My response: I have absolutely no doubt that there is a massive potential for MOOC in India and it can benefit of millions of Indian students. But, there is a big IF; this potential can be realized ONLY IF we do it the right way.

Let me first remark about the potential for MOOCs in India. As is well known, the state of higher education in India, except for a few colleges, is abysmal. Indian students deserve higher quality education but that requires good, motivating and inspiring teachers. We can not manufacture teachers overnight, but what we can potentially do is to bring a few great teachers, which I am sure we do have, to students through MOOCs.

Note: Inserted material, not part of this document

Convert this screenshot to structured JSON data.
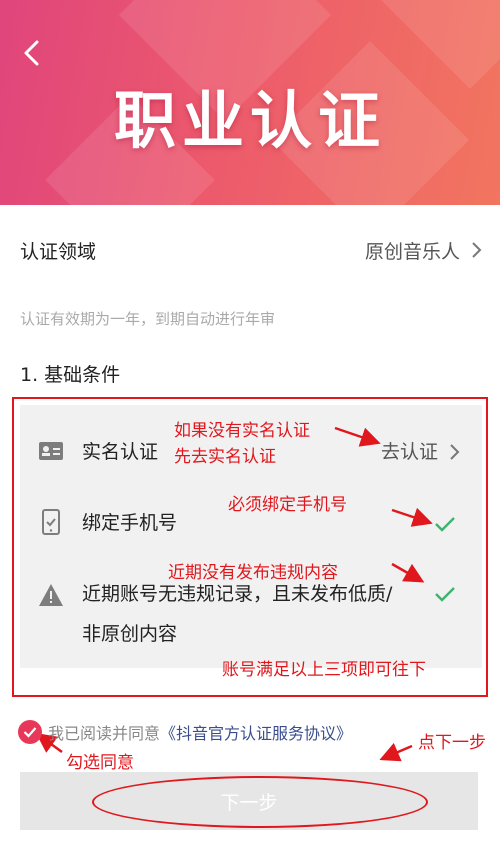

Of course, that is easier said than done. Lets recall that NPTEL, an Indian MOOC where courses are taught by excellent professors from IITs and IISc, was conceived and started several years before the now famous UDACITY or Coursera came into picture. How many students take courses offerred through NPTEL? How successful have they been in achieving their goals? I do not have data on these aspects but what I do know is that just recording videos and putting them online will hardly work. In particular, I do not think just recording courses the way it is taught in IITs or IISc will work, because students who really need online education come from very different backgrounds and preparations.

This is not meant to be a review of NPTEL, but we need to understand what to students really want. Apart from understanding students’ needs, videos need to be lot more interactive, and engaging.The main point I want to convey is yes, there is potential for MOOC but only if it is done in the right way. I do not know what exactly is that!  But we need to keep trying various methods, understand the audience, improve teaching methods, make it as interactive as possible within the limitations of MOOCs, and of course evolve the MOOC based on the feedback.

Swaha: 2. Will MOOC replace physical, face-to-face interaction or complement it? Do you see a scenario where MOOC is taken seriously by universities and students successfully completing courses are given credits?

My response: MOOC can never replace physical face-to-face teaching and interactions. If teaching were all about delivering a set of instructions, or providing a recipe, then yes, MOOCs can rule. But teaching is less about transferring information or providing instructions, but more about learning. There is more evidence from research than ever that a typical lecture delivering style of classroom, even with a teacher, is hardly an effective way of learning. What we need are interactive classrooms, where students discuss new concepts among both themselves and with the teacher and this can provide an atmosphere of discovery and learning. I dont see how MOOC can provide such an environment. Of course, I have not even started on courses needing experimental work – where MOOC have no place at all.

There are some areas where MOOCs can, in a limited way, reduce need for direct teaching. Some examples that come to my mind are if a working professional wants to learn elementary computer programming but has no time to attend a full time class.    As a scientist, if I want to basic introduction to a subject I am not familiar with – I would look for a good MOOC. As a student attending a university with not the best education or teacher, one may look for a MOOC to complement his/her course work.

Swaha: 3. What does it mean for a teacher?

My response: As explained in my previous answer, MOOC can never take away need for a teacher. Perhaps, if there are really high quality MOOCs on a subject that a teacher teaching, that teacher may need to put better effort to provide a good quality classroom environment ensure students come to the class! But my view is that even an average classroom face-to-face teaching can be better than high quality MOOC. Of course, in an Indian context, even an average teaching quality is absent in most colleges and Universities.

Swaha: 4. Will it democratise higher education in the country and be accepted by students as a valuable addition if not alternative to a formal degree?  

My response: I very much hope it will! Let me close by saying that we should try MOOC in India, in as many different ways as possible and by understanding needs of students. We need to continuously evaluate the success and the failure, and adapt accordingly.